The Skin Horse had lived longer in the nursery than any of the others. He was so old that his brown coat was bald in patches and showed the seams underneath, and most of the hairs in his tail had been pulled out to string bead necklaces. He was wise, for he had seen a long succession of mechanical toys arrive to boast and swagger, and by-and-by break their mainsprings and pass away, and he knew that they were only toys, and would never turn into anything else. For nursery magic is very strange and wonderful, and only those playthings that are old and wise and experienced like the Skin Horse understand all about it.

"What is REAL?" asked the Rabbit one day, when they were lying side by side near the nursery fender, before Nana came to tidy the room. "Does it mean having things that buzz inside you and a stick-out handle?"

"Real isn't how you are made," said the Skin Horse. "It's a thing that happens to you. When a child loves you for a long, long time, not just to play with, but REALLY loves you, then you become Real."

"Does it hurt?" asked the Rabbit.

"Sometimes," said the Skin Horse, for he was always truthful. "When you are Real you don't mind being hurt."

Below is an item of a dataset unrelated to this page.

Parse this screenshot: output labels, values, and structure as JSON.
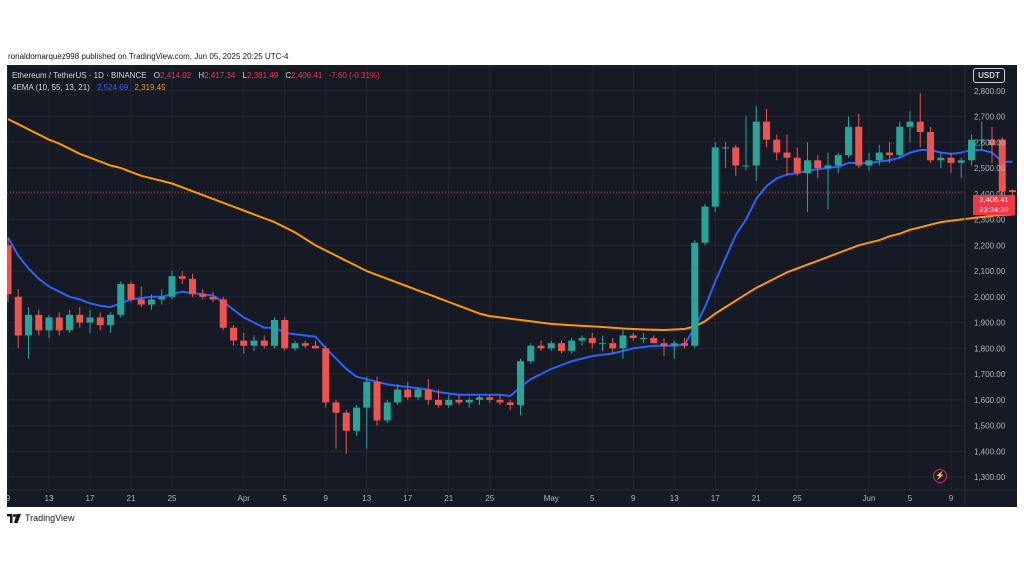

"Does it happen all at once, like being wound up," he asked, "or bit by bit?"

"It doesn't happen all at once," said the Skin Horse. "You become. It takes a long time. That's why it doesn't happen often to people who break easily, or have sharp edges, or who have to be carefully kept. Generally, by the time you are Real, most of your hair has been loved off, and your eyes drop out and you get loose in the joints and very shabby. But these things don't matter at all, because once you are Real you can't be ugly, except to people who don't understand."

"I suppose you are real?" said the Rabbit. And then he wished he had not said it, for he thought the Skin Horse might be sensitive. But the Skin Horse only smiled.

What news!

  • Facebook Page – Please remember to keep connected with this page.

  • The winter promotion will start in December, dates to be announced. A great opportunity to get 5 hourly 121 lessons for £260 or 10 for £500.

  • I’m back at the RSC working with the cast of Charles Dickens’ A Christmas Carol at the Royal in Stratford upon Avon.

  • At half term I was asked to lead a Voice and Text workshop on Romeo & Juliet and Troilus and Cressida for the Royal Shakespeare Company Education department.

  • Stagebox Management booms. I now coach a big group of child stars who perform regularly in West End musicals and in films.

  • It’s been another busy year this year with my freelance business becoming close to full up. Don’t worry I will always make time for you.

  • In the summer on a baking hot day I played Miss Appleyard in Miss Appleyard’s Awakening for the International Women’s Festival in conjunction with Prospect Players.

Tip of the month…

Read out loud! It may sound remarkably simple but reading aloud puts your voice in action. It’s good practice to release a word into space to see how it travels. Some texts are written to be delivered orally. It’s only then that you can appreciate and perhaps discover the rhythm, flow, melody and subtleties of the phrasing. When we speak a text we are exercising our voice. If you are brave enough to record yourself and play back then you may be able to hear how rich your voice could be. What we really want is to focus on the content that is being delivered, not the distractions of a hindered voice. Do you need to learn to love the sound of your voice? Release your voice, let the words reach us!